Arama

Prof. Dr. Mehmet Emin Ay
Mart 8, 2019
8 Mart Dünya Kadınlar Günü üzerine…

Bugün 8 Mart… Aslında bazı günler üzerine özel bir anlam yüklenerek farkındalık oluşturulmaya çalışılması doğru bir şey… Engellilerin karşılaştığı sıkıntılar, işçilerin sorunları, anne ya da babaların değeri… Belki bu özel günler sayesinde daha bir "fark edilir" hale gelebilir. Ancak hem ülkemizde hem de dünyamızda durum böyle değil!

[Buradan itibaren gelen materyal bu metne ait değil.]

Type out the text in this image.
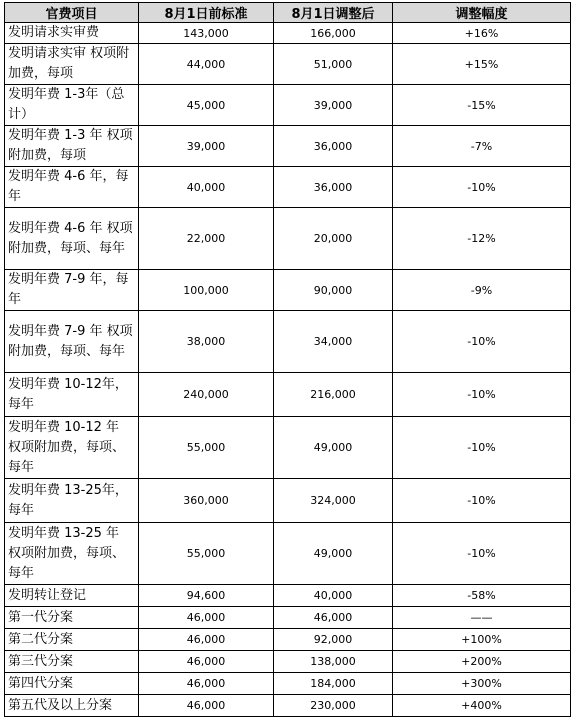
官费项目	8月1日前标准	8月1日调整后	调整幅度
发明请求实审费	143,000	166,000	+16%
发明请求实审 权项附加费，每项	44,000	51,000	+15%
发明年费 1-3年（总计）	45,000	39,000	-15%
发明年费 1-3 年 权项附加费，每项	39,000	36,000	-7%
发明年费 4-6 年，每年	40,000	36,000	-10%
发明年费 4-6 年 权项附加费，每项、每年	22,000	20,000	-12%
发明年费 7-9 年，每年	100,000	90,000	-9%
发明年费 7-9 年 权项附加费，每项、每年	38,000	34,000	-10%
发明年费 10-12年，每年	240,000	216,000	-10%
发明年费 10-12 年 权项附加费，每项、每年	55,000	49,000	-10%
发明年费 13-25年，每年	360,000	324,000	-10%
发明年费 13-25 年 权项附加费，每项、每年	55,000	49,000	-10%
发明转让登记	94,600	40,000	-58%
第一代分案	46,000	46,000	——
第二代分案	46,000	92,000	+100%
第三代分案	46,000	138,000	+200%
第四代分案	46,000	184,000	+300%
第五代及以上分案	46,000	230,000	+400%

Çünkü kapitalizm denilen "anlayış"; günümüzde dinî, millî, seküler ne varsa her şeyi bir kazanç kapısı haline getirdiği için böylesi günler "farkındalık" yerine "para" kazandıran günler olarak yaşanıyor ve geçiyor… Bu gün de öyle olacak, Anneler Günü de, Babalar Günü de… Bu sözlerimin ispatı, "Kadınlar Günü'ne Özel" başlığıyla yayınlanan reklamların sayısı ve çeşitliliği ve aynı güne dair geçen yıl internet ortamında yapılan alış-verişlerin ekonomik verileridir.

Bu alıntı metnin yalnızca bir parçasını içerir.